Thursday, May 22, 2014

WHY SILOS ARE DANGEROUS

WHY SILOS ARE DANGEROUS

The story most managers believe is that we are separate individuals. This is why we structure organisations into jobs and have individual objectives and performance reviews.

Imagine if our managers knew the story that physicists have known for 50 years. That physical materials like solids, liquids and gases are interesting but not nearly as useful as the study of how things are organised and relate to each other.

An organisation, whether a company, a Department, or a Ministry, is a system and for it to work in an emergent type way it needs to be a system. It can’t be split up into segments or reorganised into silos and still be expected to behave like the original system because it won’t; it’s no longer that system. The individual parts (Marketing, Production, Policy, Corporate Services) might in some ways work like a system, but they will tend to work towards emergent behaviour that is favourable to itself rather than to the whole organisation, each going off in their own direction. 

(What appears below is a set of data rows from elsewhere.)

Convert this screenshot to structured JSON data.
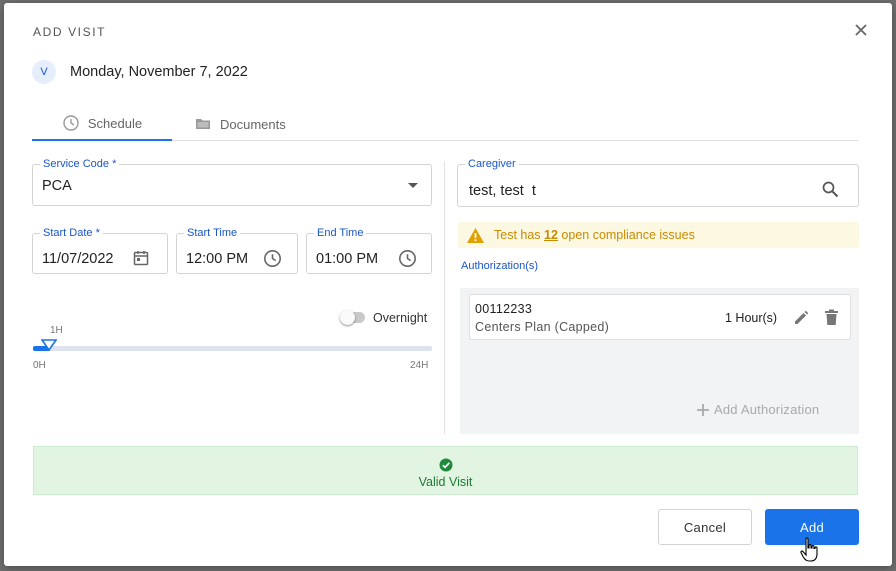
{
  "modal": {
    "title": "ADD VISIT",
    "avatar_initial": "V",
    "date": "Monday, November 7, 2022"
  },
  "tabs": [
    {
      "label": "Schedule",
      "icon": "clock-icon",
      "active": true
    },
    {
      "label": "Documents",
      "icon": "folder-icon",
      "active": false
    }
  ],
  "form": {
    "service_code": {
      "label": "Service Code *",
      "value": "PCA"
    },
    "start_date": {
      "label": "Start Date *",
      "value": "11/07/2022"
    },
    "start_time": {
      "label": "Start Time",
      "value": "12:00 PM"
    },
    "end_time": {
      "label": "End Time",
      "value": "01:00 PM"
    },
    "caregiver": {
      "label": "Caregiver",
      "value": "test, test  t"
    }
  },
  "overnight": {
    "label": "Overnight",
    "on": false
  },
  "duration_slider": {
    "value_label": "1H",
    "min_label": "0H",
    "max_label": "24H",
    "value_hours": 1,
    "max_hours": 24
  },
  "compliance_warning": {
    "prefix": "Test has ",
    "count": "12",
    "suffix": " open compliance issues",
    "color": "#c98a00"
  },
  "authorizations": {
    "title": "Authorization(s)",
    "items": [
      {
        "code": "00112233",
        "plan": "Centers Plan (Capped)",
        "hours": "1 Hour(s)"
      }
    ],
    "add_label": "Add Authorization"
  },
  "status": {
    "label": "Valid Visit",
    "color": "#1f7a33"
  },
  "actions": {
    "cancel_label": "Cancel",
    "add_label": "Add"
  },
  "colors": {
    "accent": "#1a73e8",
    "success_bg": "#e2f5e3",
    "warning_bg": "#fdf8e1"
  }
}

This is the key reason why silos are so dangerous. They don’t allow systems to be systems and because they’re not systems they can’t possibly emerge like systems.

Most managers are way behind physicists because they spend lots of time and money selecting good people into the organisation without thinking much about the system these people are going to work in. 


There is no doubt that people behave according to the system they are placed in; therefore, it would be more advantageous if the organisation spent more time and money designing the system into which the people are placed.